Mówi się, że na igrzyskach najważniejszy jest mecz ćwierćfinałowy. Czy skupianie się na tym meczu kosztem ryzyka potknięcia w grupie jest prawidłowym myśleniem? Wiemy, że nie mamy zbyt trudnej grupy.
– Można to oceniać różnie. Z jednej strony mamy łatwą grupę i nie powinniśmy mieć problemów z zakwalifikowaniem się do dalszej fazy rozgrywek, ale z drugiej strony my jako ekipa z Montrealu mamy doświadczenie, że mieliśmy ciężką grupę, graliśmy z rywalami, którzy stawiali trudne warunki i wychodziliśmy z nich zwycięsko. Z kolei ZSRR wszystko wygrywał bez problemu. W takich ciężkich bojach kształtuje się też charakter drużyny. To wszystko jest różnie odbierane przez uczestników wydarzenia. Myślę jednak, że eksperci słusznie twierdzą, że dopiero te spotkania po fazie grupowej będą miały niebagatelny wpływ na to jak sobie poradzimy na turnieju, w zależności też na kogo wpadniemy.
Tym bardziej, że w ćwierćfinale na pewno trafimy na trudnego rywala: USA, Brazylię czy Francję, albo zawodników rosyjskich.
– Właśnie. To są zespoły, które w tamtej grupie będą toczyły ze sobą ogromny bój. Każdy z tych zespołów będzie chciał coś udowodnić, stracić jak najmniej. Z jednej strony łatwa grupa jest dobrym wejściem w turniej dla Polski, ale z drugiej nie dającym pełnego obrazu możliwości poszczególnych zawodników i całej drużyny.
Argentyna jest w stanie sprawić sensację i wyrzucić którąś z potęg z ćwierćfinału?

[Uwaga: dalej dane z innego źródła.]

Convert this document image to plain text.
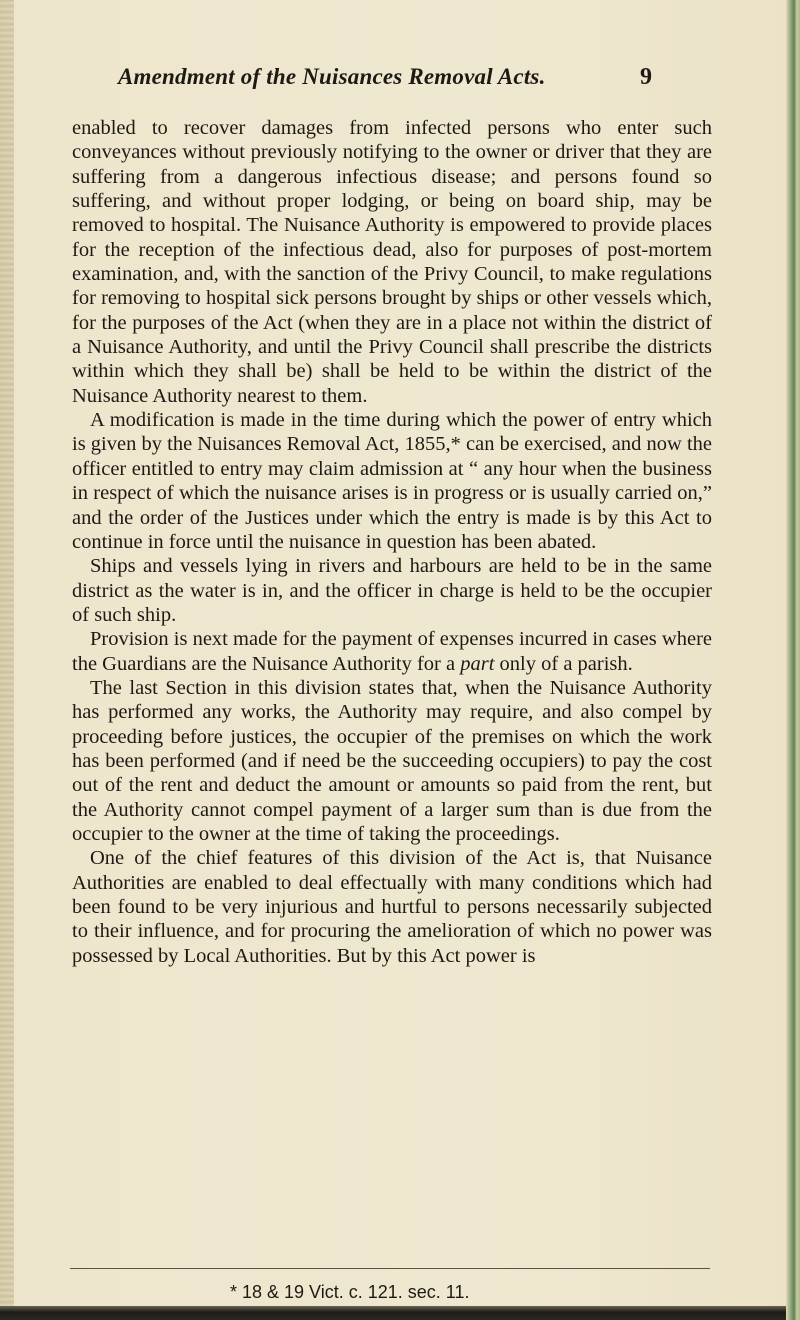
Amendment of the Nuisances Removal Acts.	9

enabled to recover damages from infected persons who enter such conveyances without previously notifying to the owner or driver that they are suffering from a dangerous infectious disease; and persons found so suffering, and without proper lodging, or being on board ship, may be removed to hospital. The Nuisance Authority is empowered to provide places for the reception of the infectious dead, also for purposes of post-mortem examination, and, with the sanction of the Privy Council, to make regulations for removing to hospital sick persons brought by ships or other vessels which, for the purposes of the Act (when they are in a place not within the district of a Nuisance Authority, and until the Privy Council shall prescribe the districts within which they shall be) shall be held to be within the district of the Nuisance Authority nearest to them.

A modification is made in the time during which the power of entry which is given by the Nuisances Removal Act, 1855,* can be exercised, and now the officer entitled to entry may claim admission at “ any hour when the business in respect of which the nuisance arises is in progress or is usually carried on,” and the order of the Justices under which the entry is made is by this Act to continue in force until the nuisance in question has been abated.

Ships and vessels lying in rivers and harbours are held to be in the same district as the water is in, and the officer in charge is held to be the occupier of such ship.

Provision is next made for the payment of expenses incurred in cases where the Guardians are the Nuisance Authority for a part only of a parish.

The last Section in this division states that, when the Nuisance Authority has performed any works, the Authority may require, and also compel by proceeding before justices, the occupier of the premises on which the work has been performed (and if need be the succeeding occupiers) to pay the cost out of the rent and deduct the amount or amounts so paid from the rent, but the Authority cannot compel payment of a larger sum than is due from the occupier to the owner at the time of taking the proceedings.

One of the chief features of this division of the Act is, that Nuisance Authorities are enabled to deal effectually with many conditions which had been found to be very injurious and hurtful to persons necessarily subjected to their influence, and for procuring the amelioration of which no power was possessed by Local Authorities. But by this Act power is

* 18 & 19 Vict. c. 121. sec. 11.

– Argentyna to nieobliczalna drużyna, już nie raz pokazała, że na dużej imprezie jest w stanie wygrać z zespołami, które są notowane wyżej i pretendują do miejsc medalowych.
Te obostrzenia covidowe, o których już wspominaliśmy są w stanie utrudnić rywalizację?
– Na pewno tak.
Na zakończenie zapytam, czy wierzy pan, że już na początku sierpnia przestaniecie być jedynymi męskimi medalistami olimpijskimi w siatkówce halowej?
– Powiem tak. Poczekajmy do turnieju. Jest on bardzo trudny i tam wszystko może się wydarzyć. Bądźmy dobrej myśli.